Challenging prejudiced attitudes rather than the system of exploitation which gives rise to these attitudes is a very definate choice for these petite-bourgeois sections of society. To campaign for economic equality and a levelling up of wealth, or for an end to capitalism, would jeapordise their own privileged position. It is a social and economic position which despite their life-long reliance upon agricultural, industrial, service, educational and many other workers, they consider they have single-handedly ‘earned’. They would prefer to use their time and intellect to further segregate the ranks of the working classes on the basis of ephemoral opinions and secondary phenomena rather than help them unite against perpetual wage slavery. In this way they played a divisive and reactionary role in 20th century society whilst congratulating themselves on being progressive.
Best regards, Roy
O.k. I thought for years that some new trendy folk were pretending to be the political “left” and advocating a whole range of good causes which all, no matter how worthy, turn out to be minority causes or feminism treated as if it were a minority cause.
It seems to give them the opportunity to pose as radical and progressive, this is actually an extreme form of snobbery, another form of social competitiveness.
I tend not to use the term middle class, in fact I treat it as a social myth, any middle must be defined by the extremes ie. exploiter or exploited, the people who you describe are mostly just educated and better paid workers, they are only as good as there last job interview, they can be so delusional about there actual economic status and security that I sometimes wonder if there education did them any good.
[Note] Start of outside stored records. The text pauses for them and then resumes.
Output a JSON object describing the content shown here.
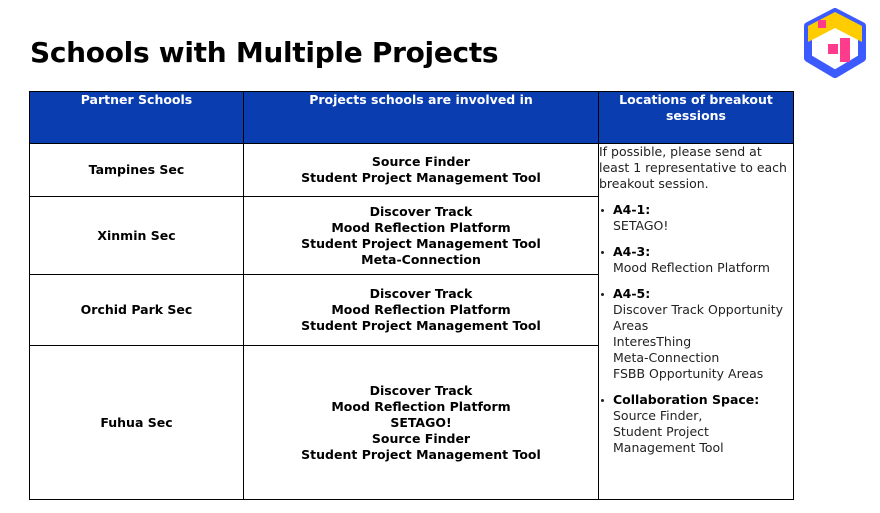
{
  "title": "Schools with Multiple Projects",
  "logo": {
    "icon": "brand-logo-icon",
    "colors": [
      "#ffcc00",
      "#ff3b8d",
      "#3b5bff"
    ]
  },
  "table": {
    "headers": [
      "Partner Schools",
      "Projects schools are involved in",
      "Locations of breakout sessions"
    ],
    "rows": [
      {
        "school": "Tampines Sec",
        "projects": [
          "Source Finder",
          "Student Project Management Tool"
        ]
      },
      {
        "school": "Xinmin Sec",
        "projects": [
          "Discover Track",
          "Mood Reflection Platform",
          "Student Project Management Tool",
          "Meta-Connection"
        ]
      },
      {
        "school": "Orchid Park Sec",
        "projects": [
          "Discover Track",
          "Mood Reflection Platform",
          "Student Project Management Tool"
        ]
      },
      {
        "school": "Fuhua Sec",
        "projects": [
          "Discover Track",
          "Mood Reflection Platform",
          "SETAGO!",
          "Source Finder",
          "Student Project Management Tool"
        ]
      }
    ],
    "locations": {
      "intro": "If possible, please send at least 1 representative to each breakout session.",
      "items": [
        {
          "title": "A4-1:",
          "entries": [
            "SETAGO!"
          ]
        },
        {
          "title": "A4-3:",
          "entries": [
            "Mood Reflection Platform"
          ]
        },
        {
          "title": "A4-5:",
          "entries": [
            "Discover Track Opportunity Areas",
            "InteresThing",
            "Meta-Connection",
            "FSBB Opportunity Areas"
          ]
        },
        {
          "title": "Collaboration Space:",
          "entries": [
            "Source Finder,",
            "Student Project Management Tool"
          ]
        }
      ]
    }
  }
}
There is an upper bit of the middle class( I must sound like George Orwell here) executives, financiers and civil service chiefs who are the very privileged servants of private capital and probably would never pretend to be even vaguely left wing, or anything but ruthlessly selfish.
The (Male) trade unionists who I attempted to describe used to talk as though women should never have had the vote, India should never have gained independence, the death penalty should be reinstated and all puffs should be castrated.
A more total inversion of political correctness could never be imagined.
Hi Leslie! I agree with you that many who often get classed as middle-class, are economically working class. In that they do not live off capital but are moderately or highly salaried as non-productive workers paid from the surplus-value created by productive workers. However, I still view them as culturally and ideologically as playing the same role as former categories of middle-class inhabiting state bureaucracies and small businesses. By the way there is an interesting take on the same theme at http://www.socialeurope.eu/2017/reactionary working-class/ Contributers to this site seldom veer from liberal reformism, but this article is better than most. Regards, Roy
Hello again Roy. I am beginning to understand what you and others actually mean by “Identity politics”, the contributors to social Europe are mostly academic titivationists (new word) actually I found them too boring to read right through, with the exception of Asbjorn Wahl who has the courage it seems to probe social issues to the core, thanks for the pointer.